Oliwa Jacquie, Guleid Fatuma Hassan, Owek Collins J, Maluni Justinah, Jepkosgei Juliet, Nzinga Jacinta, Were Vincent O, Sim So Yoon, Walekhwa Abel W, Clapham Hannah, Dabak Saudamini, Kc Sarin, Hadley Liza, Undurraga Eduardo, Hagedorn Brittany L, Hutubessy Raymond Cw
Health Services Unit, KEMRI-Wellcome Trust Research Programme, Nairobi, Kenya
Public Health, Institute of Tropical Medicine, Antwerp, Flanders, Belgium.
BMJ Open. 2025 Apr 5;15(4):e093645. doi: 10.1136/bmjopen-2024-093645.

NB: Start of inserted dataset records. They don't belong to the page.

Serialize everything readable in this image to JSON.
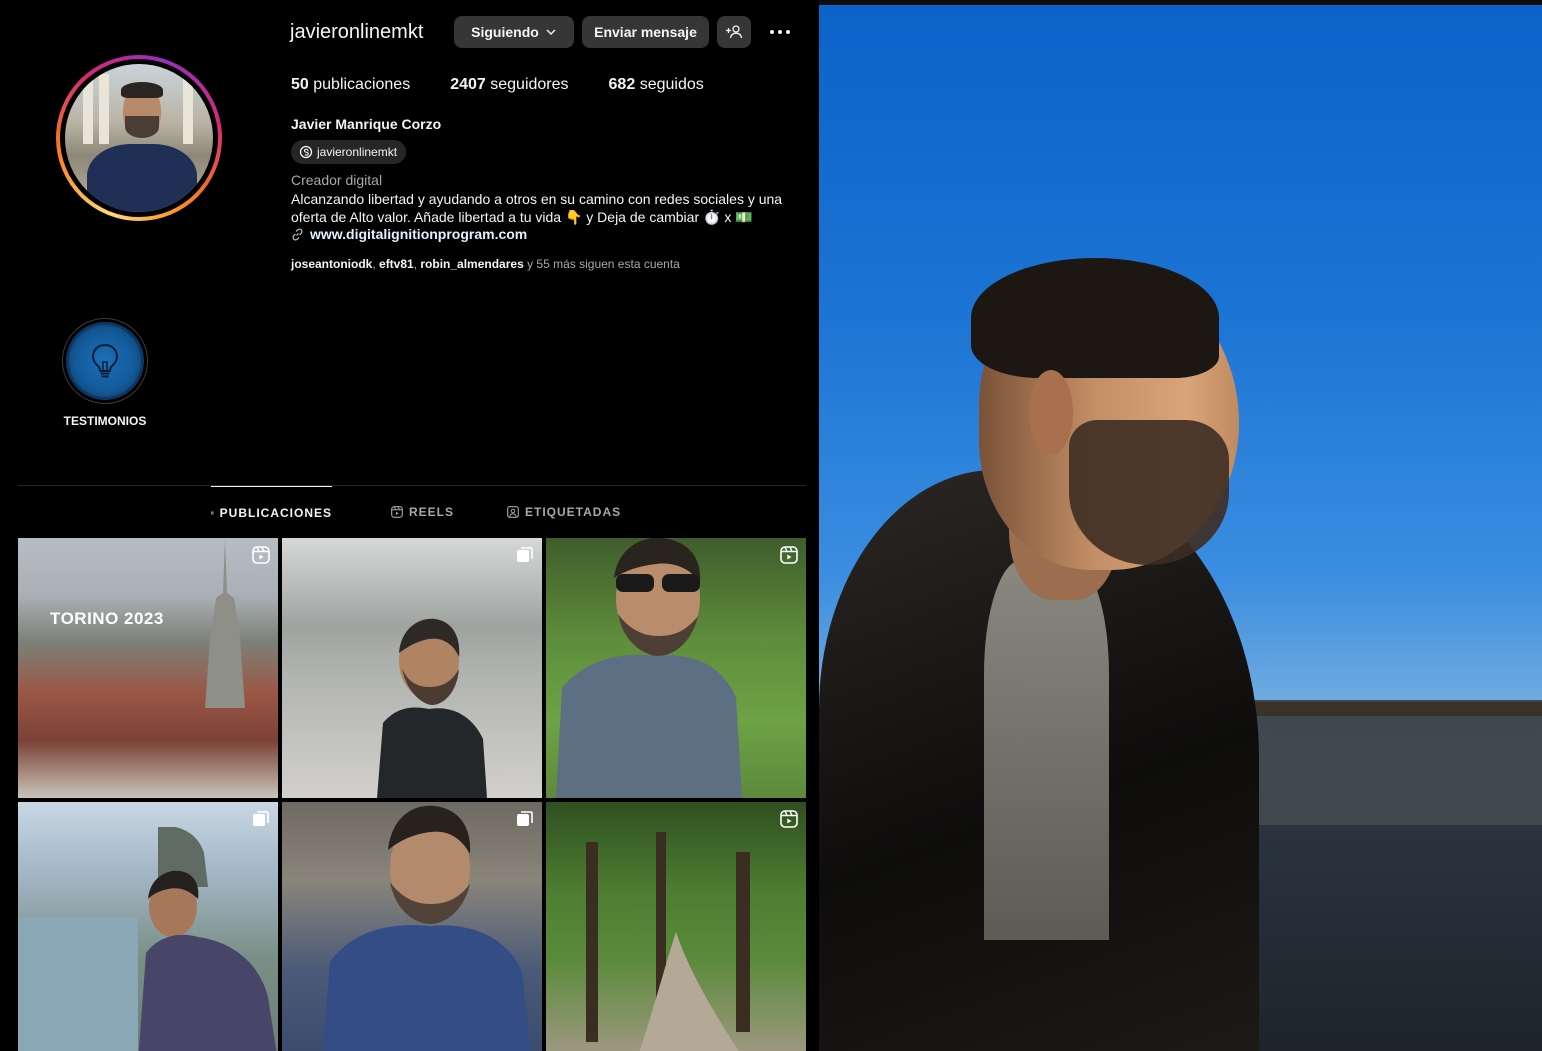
{
  "profile": {
    "username": "javieronlinemkt",
    "following_button": "Siguiendo",
    "message_button": "Enviar mensaje",
    "stats": {
      "posts_count": "50",
      "posts_label": "publicaciones",
      "followers_count": "2407",
      "followers_label": "seguidores",
      "following_count": "682",
      "following_label": "seguidos"
    },
    "full_name": "Javier Manrique Corzo",
    "threads_handle": "javieronlinemkt",
    "category": "Creador digital",
    "bio": "Alcanzando libertad y ayudando a otros en su camino con redes sociales y una oferta de Alto valor. Añade libertad a tu vida 👇 y Deja de cambiar ⏱️ x 💵",
    "link": "www.digitalignitionprogram.com",
    "followed_by": {
      "users": [
        "joseantoniodk",
        "eftv81",
        "robin_almendares"
      ],
      "suffix": "y 55 más siguen esta cuenta"
    }
  },
  "highlights": [
    {
      "label": "TESTIMONIOS",
      "icon": "lightbulb-icon"
    }
  ],
  "tabs": [
    {
      "label": "PUBLICACIONES",
      "icon": "grid-icon",
      "active": true
    },
    {
      "label": "REELS",
      "icon": "reels-icon",
      "active": false
    },
    {
      "label": "ETIQUETADAS",
      "icon": "tagged-icon",
      "active": false
    }
  ],
  "posts": [
    {
      "caption": "TORINO 2023",
      "badge": "reel-icon"
    },
    {
      "caption": "",
      "badge": "carousel-icon"
    },
    {
      "caption": "",
      "badge": "reel-icon"
    },
    {
      "caption": "",
      "badge": "carousel-icon"
    },
    {
      "caption": "",
      "badge": "carousel-icon"
    },
    {
      "caption": "",
      "badge": "reel-icon"
    }
  ],
  "colors": {
    "background": "#000000",
    "button": "#363636",
    "secondary_text": "#a8a8a8",
    "link": "#e0f1ff"
  }
}
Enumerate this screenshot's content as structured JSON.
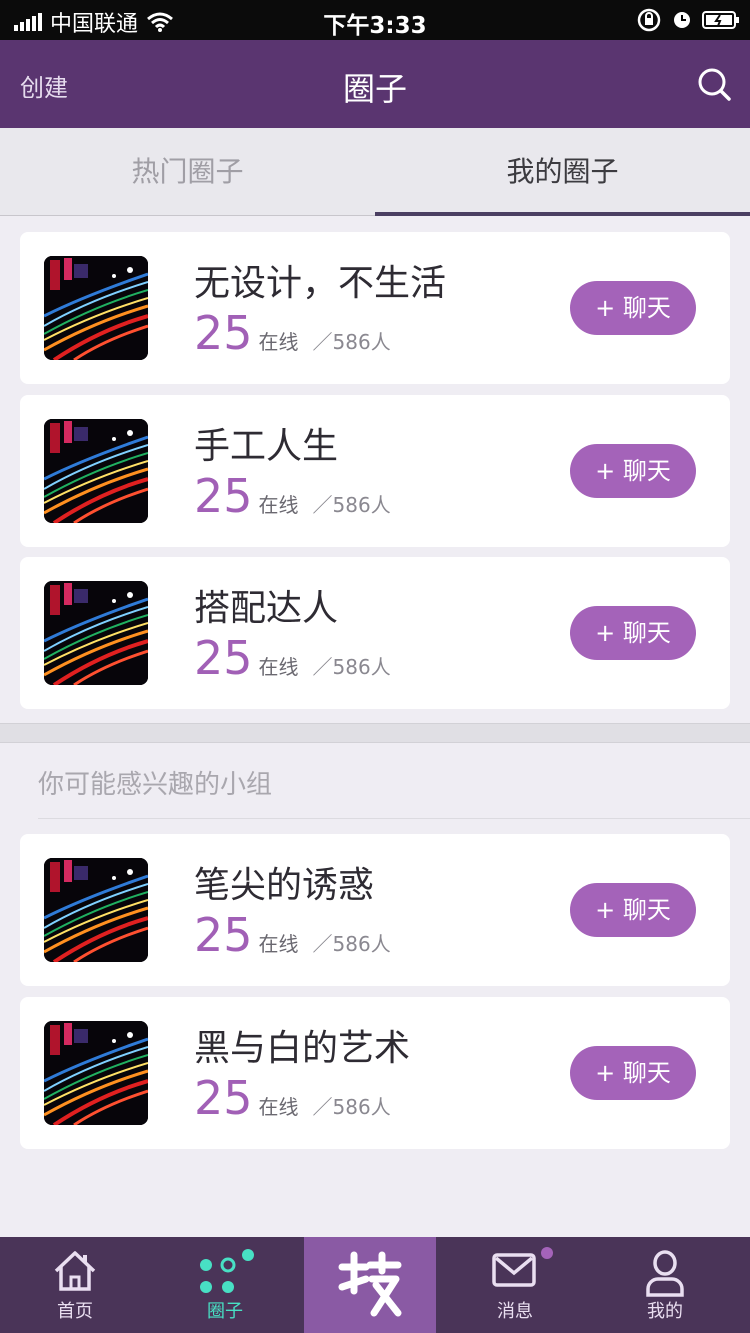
{
  "status_bar": {
    "carrier": "中国联通",
    "time": "下午3:33"
  },
  "nav": {
    "left": "创建",
    "title": "圈子",
    "right_icon": "search-icon"
  },
  "tabs": [
    {
      "label": "热门圈子",
      "active": false
    },
    {
      "label": "我的圈子",
      "active": true
    }
  ],
  "my_groups": [
    {
      "name": "无设计，不生活",
      "online": "25",
      "online_label": "在线",
      "total": "／586人",
      "button": "+ 聊天"
    },
    {
      "name": "手工人生",
      "online": "25",
      "online_label": "在线",
      "total": "／586人",
      "button": "+ 聊天"
    },
    {
      "name": "搭配达人",
      "online": "25",
      "online_label": "在线",
      "total": "／586人",
      "button": "+ 聊天"
    }
  ],
  "suggest_title": "你可能感兴趣的小组",
  "suggested_groups": [
    {
      "name": "笔尖的诱惑",
      "online": "25",
      "online_label": "在线",
      "total": "／586人",
      "button": "+ 聊天"
    },
    {
      "name": "黑与白的艺术",
      "online": "25",
      "online_label": "在线",
      "total": "／586人",
      "button": "+ 聊天"
    }
  ],
  "tabbar": [
    {
      "label": "首页",
      "icon": "home-icon"
    },
    {
      "label": "圈子",
      "icon": "circles-icon",
      "active": true
    },
    {
      "label": "",
      "icon": "center-logo-icon"
    },
    {
      "label": "消息",
      "icon": "mail-icon"
    },
    {
      "label": "我的",
      "icon": "user-icon"
    }
  ],
  "colors": {
    "nav": "#5a3570",
    "accent": "#a463b9",
    "tabbar": "#4a3458",
    "active_tab_text": "#48e0c4"
  }
}
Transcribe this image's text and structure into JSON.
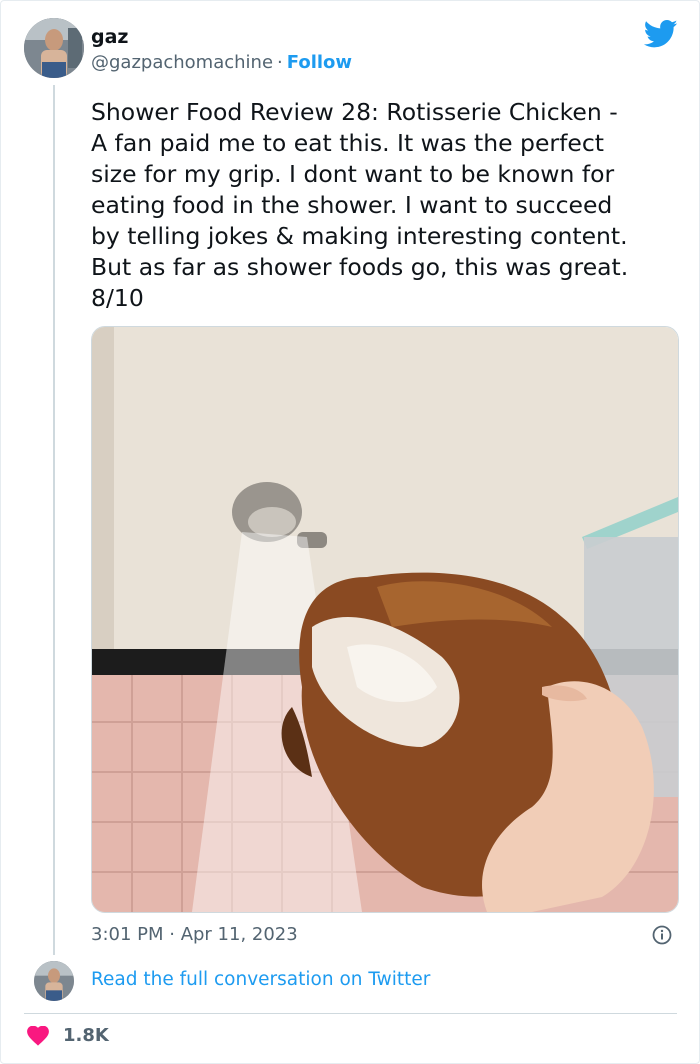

The COVID-19 pandemic highlighted the significance of mathematical modelling in decision-making and the limited capacity in many low-income and middle-income countries (LMICs). Thus, we studied how modelling supported policy decision-making processes in LMICs during the pandemic (details in a separate paper).We found that strong researcher-policymaker relationships and co-creation facilitated knowledge translation, while scepticism, political pressures and demand for quick outputs were barriers. We also noted that routine use of modelled evidence for decision-making requires sustained funding, capacity building for policy-facing modelling, robust data infrastructure and dedicated knowledge translation mechanisms.These lessons helped us co-create a framework and policy roadmap for improving the routine use of modelling evidence in public health decision-making. This communication paper describes the framework components and provides an implementation approach and evidence for the recommendations. The components include (1) funding, (2) capacity building, (3) data infrastructure, (4) knowledge translation platforms and (5) a culture of evidence use.
Our framework integrates the supply (modellers) and demand (policymakers) sides and contextual factors that enable change. It is designed to be generic and disease-agnostic for any policy decision-making that modelling could support. It is not a decision-making tool but a guiding framework to help build capacity for evidence-based policy decision-making. The target audience is modellers and policymakers, but it could include other partners and implementers in public health decision-making.
The framework was created through engagements with policymakers and researchers and reflects their real-life experiences during the COVID-19 pandemic. Its purpose is to guide stakeholders, especially in lower-resourced settings, in building modelling capacity, prioritising efforts and creating an enabling environment for using models as part of the evidence base to inform public health decision-making. To validate its robustness and impact, further work is needed to implement and evaluate this framework in diverse settings.
新冠疫情凸显了数学建模在决策中的重要性,以及许多低收入和中等收入国家(LMICs)建模能力的有限性。因此,我们研究了建模在疫情期间如何支持低收入和中等收入国家的政策决策过程(详情见另一篇论文)。我们发现,强大的研究人员与政策制定者关系以及共同创造促进了知识转化,而怀疑态度、政治压力和对快速产出的需求则是障碍。我们还指出,将建模证据用于决策的常规做法需要持续的资金、面向政策的建模能力建设、强大的数据基础设施以及专门的知识转化机制。这些经验教训帮助我们共同创建了一个框架和政策路线图,以改善建模证据在公共卫生决策中的常规应用。本交流论文描述了框架组成部分,并为各项建议提供了实施方法和证据。这些组成部分包括:(1)资金;(2)能力建设;(3)数据基础设施;(4)知识转化平台;(5)证据使用文化。
我们的框架整合了供应方(建模人员)和需求方(政策制定者)以及促成变革的背景因素。它旨在具有通用性且不针对特定疾病,适用于建模可支持的任何政策决策。它不是一个决策工具,而是一个指导框架,有助于建设基于证据的政策决策能力。目标受众是建模人员和政策制定者,但可能还包括公共卫生决策中的其他合作伙伴和实施者。
该框架是通过与政策制定者和研究人员的合作创建的,反映了他们在新冠疫情期间的实际经验。其目的是指导利益相关者,特别是在资源较少的环境中,建设建模能力、确定工作重点并营造一个有利环境,以便将模型作为证据基础的一部分用于为公共卫生决策提供信息。为验证其稳健性和影响力,需要进一步开展工作,在不同环境中实施和评估该框架。